As people do, I write practical, purpose-built lists even when I suspect I will neglect them. They are like snapshots—Christmas lists, pre-travel lists, lists of party supplies and guests. They are occasionally poignant, even painful, in that they document plans perhaps not realized, or not realized as one hoped. Lists are a way to linger in the prospect, which itself feels like a guilty pleasure in that they postpone the risk of failure.
Many lists in my notebooks have grown from research toward poems, essays, or teaching. Research can seem an indulgence even when it’s inspired by purpose—whole days wandering among facts and ideas, unclear on whether any of it will prove useful. But some of my lists don’t appear to have a purpose, or a purpose other than allowing research to stray beyond relevance, outside the boundaries of “a productive use of one’s time.” That these lists are hastily titled doesn’t clarify intent or outcome. Undated, they don’t even qualify as proper note taking, and my notebook offers no clues of chronology. Some entries are partially indecipherable:
– Dame Ethel Walker – Venice – smoke – hanging [illegible] – projects that never happen. Seminar
1/2-second possibility – passive nihilism – trains – motel rod measurement [?] – knowledge real or [illegible] – forest of yellow leaves – WB – God [circled].
Part I
There is no Part II.
Literature and the literary adjacent are full of lists. Joan Didion’s famous packing list when setting out on reporting assignments (her go bag held a mohair throw and a typewriter) occupies the same Venn diagram subset as her writing: aspirational, practical, impossible. The Atlantic ’s list of famous literary lists suggests that the pleasure of cataloguing infiltrates, even comprises, a writer’s work. The labyrinthine list of bookshop sections in the first chapter of Italo Calvino’s If on a Winter’s Night a Traveler begins with “Books You Haven’t Read.” The entirety of Joe Brainard’s I Remember is an inventory of what he remembers. Whether arising from ambition, imagination, or memory, part of the pleasure of lists, for writers and for readers, is structural. Games rely on rules and keep score—even crows and octopuses like to arrange things in order.

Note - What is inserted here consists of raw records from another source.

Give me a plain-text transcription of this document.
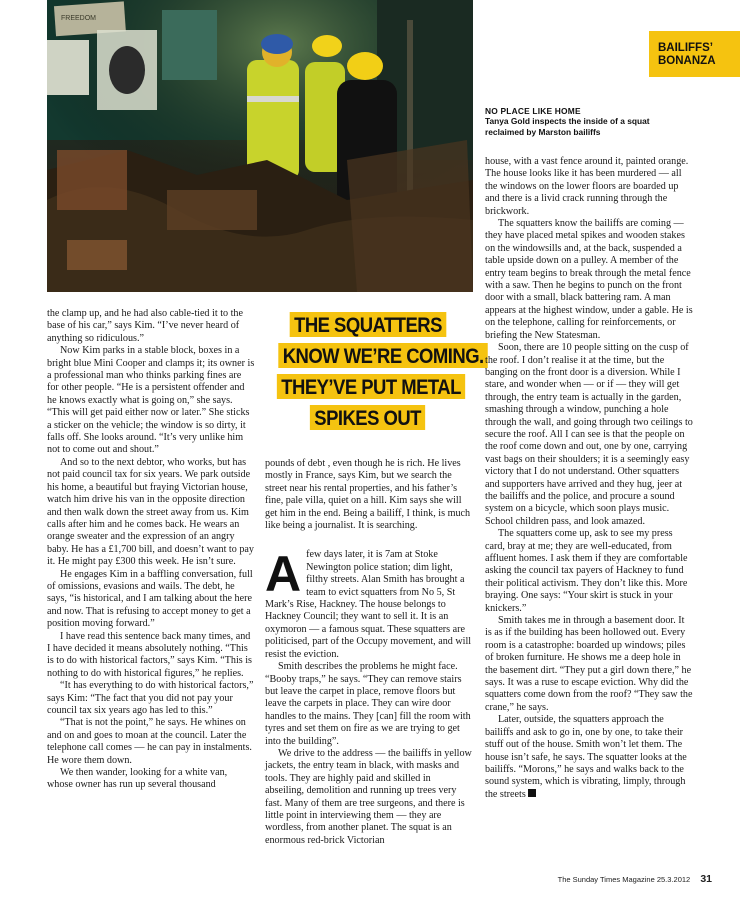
FREEDOM
BAILIFFS’
BONANZA
NO PLACE LIKE HOME
Tanya Gold inspects the inside of a squat reclaimed by Marston bailiffs

the clamp up, and he had also cable-tied it to the base of his car,” says Kim. “I’ve never heard of anything so ridiculous.”

Now Kim parks in a stable block, boxes in a bright blue Mini Cooper and clamps it; its owner is a professional man who thinks parking fines are for other people. “He is a persistent offender and he knows exactly what is going on,” she says. “This will get paid either now or later.” She sticks a sticker on the vehicle; the window is so dirty, it falls off. She looks around. “It’s very unlike him not to come out and shout.”

And so to the next debtor, who works, but has not paid council tax for six years. We park outside his home, a beautiful but fraying Victorian house, watch him drive his van in the opposite direction and then walk down the street away from us. Kim calls after him and he comes back. He wears an orange sweater and the expression of an angry baby. He has a £1,700 bill, and doesn’t want to pay it. He might pay £300 this week. He isn’t sure.

He engages Kim in a baffling conversation, full of omissions, evasions and wails. The debt, he says, “is historical, and I am talking about the here and now. That is refusing to accept money to get a position moving forward.”

I have read this sentence back many times, and I have decided it means absolutely nothing. “This is to do with historical factors,” says Kim. “This is nothing to do with historical figures,” he replies.

“It has everything to do with historical factors,” says Kim: “The fact that you did not pay your council tax six years ago has led to this.”

“That is not the point,” he says. He whines on and on and goes to moan at the council. Later the telephone call comes — he can pay in instalments. He wore them down.

We then wander, looking for a white van, whose owner has run up several thousand

THE SQUATTERS
KNOW WE’RE COMING.
THEY’VE PUT METAL
SPIKES OUT

pounds of debt , even though he is rich. He lives mostly in France, says Kim, but we search the street near his rental properties, and his father’s fine, pale villa, quiet on a hill. Kim says she will get him in the end. Being a bailiff, I think, is much like being a journalist. It is searching.

Afew days later, it is 7am at Stoke Newington police station; dim light, filthy streets. Alan Smith has brought a team to evict squatters from No 5, St Mark’s Rise, Hackney. The house belongs to Hackney Council; they want to sell it. It is an oxymoron — a famous squat. These squatters are politicised, part of the Occupy movement, and will resist the eviction.

Smith describes the problems he might face. “Booby traps,” he says. “They can remove stairs but leave the carpet in place, remove floors but leave the carpets in place. They can wire door handles to the mains. They [can] fill the room with tyres and set them on fire as we are trying to get into the building”.

We drive to the address — the bailiffs in yellow jackets, the entry team in black, with masks and tools. They are highly paid and skilled in abseiling, demolition and running up trees very fast. Many of them are tree surgeons, and there is little point in interviewing them — they are wordless, from another planet. The squat is an enormous red-brick Victorian

house, with a vast fence around it, painted orange. The house looks like it has been murdered — all the windows on the lower floors are boarded up and there is a livid crack running through the brickwork.

The squatters know the bailiffs are coming — they have placed metal spikes and wooden stakes on the windowsills and, at the back, suspended a table upside down on a pulley. A member of the entry team begins to break through the metal fence with a saw. Then he begins to punch on the front door with a small, black battering ram. A man appears at the highest window, under a gable. He is on the telephone, calling for reinforcements, or briefing the New Statesman.

Soon, there are 10 people sitting on the cusp of the roof. I don’t realise it at the time, but the banging on the front door is a diversion. While I stare, and wonder when — or if — they will get through, the entry team is actually in the garden, smashing through a window, punching a hole through the wall, and going through two ceilings to secure the roof. All I can see is that the people on the roof come down and out, one by one, carrying vast bags on their shoulders; it is a seemingly easy victory that I do not understand. Other squatters and supporters have arrived and they hug, jeer at the bailiffs and the police, and procure a sound system on a bicycle, which soon plays music. School children pass, and look amazed.

The squatters come up, ask to see my press card, bray at me; they are well-educated, from affluent homes. I ask them if they are comfortable asking the council tax payers of Hackney to fund their political activism. They don’t like this. More braying. One says: “Your skirt is stuck in your knickers.”

Smith takes me in through a basement door. It is as if the building has been hollowed out. Every room is a catastrophe: boarded up windows; piles of broken furniture. He shows me a deep hole in the basement dirt. “They put a girl down there,” he says. It was a ruse to escape eviction. Why did the squatters come down from the roof? “They saw the crane,” he says.

Later, outside, the squatters approach the bailiffs and ask to go in, one by one, to take their stuff out of the house. Smith won’t let them. The house isn’t safe, he says. The squatter looks at the bailiffs. “Morons,” he says and walks back to the sound system, which is vibrating, limply, through the streets

The Sunday Times Magazine 25.3.2012 31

In the privacy of notebooks, lists live a different life. Some exist largely as traces of the act of attention, the conceptual material of their connection having eroded away. Absent a centre of gravity, they are hardly lists at all. Intention and occasion are exposed as ephemeral, and what the purpose of these lists may have been no longer matters. Liberated from project, they have been spared the fate of becoming content. They have eluded expectation and, thus, disappointment. Only curiosity remains, both before and after the fact. These lists are little anarchic wastes of time. Valueless in terms of product, they remind me of the higher value of pointless acts of attention, and to love what is incomplete.
I’ve kept a few lists that are not my own—that appear in letters from friends, or sticky notes of grocery lists in my mom’s neat handwriting: spinach, cat food, batteries, beer. Financial records in my dad’s hand frame a long narrative of routine and change on the farm. Since his death, I’ve started a list of things he said. The first thing a cowboy does when he gets a vehicle is he takes the hood off and throws it in the ditch. There was a context to this, though maybe all it means is that sometimes these things happen, and only the cowboys know why.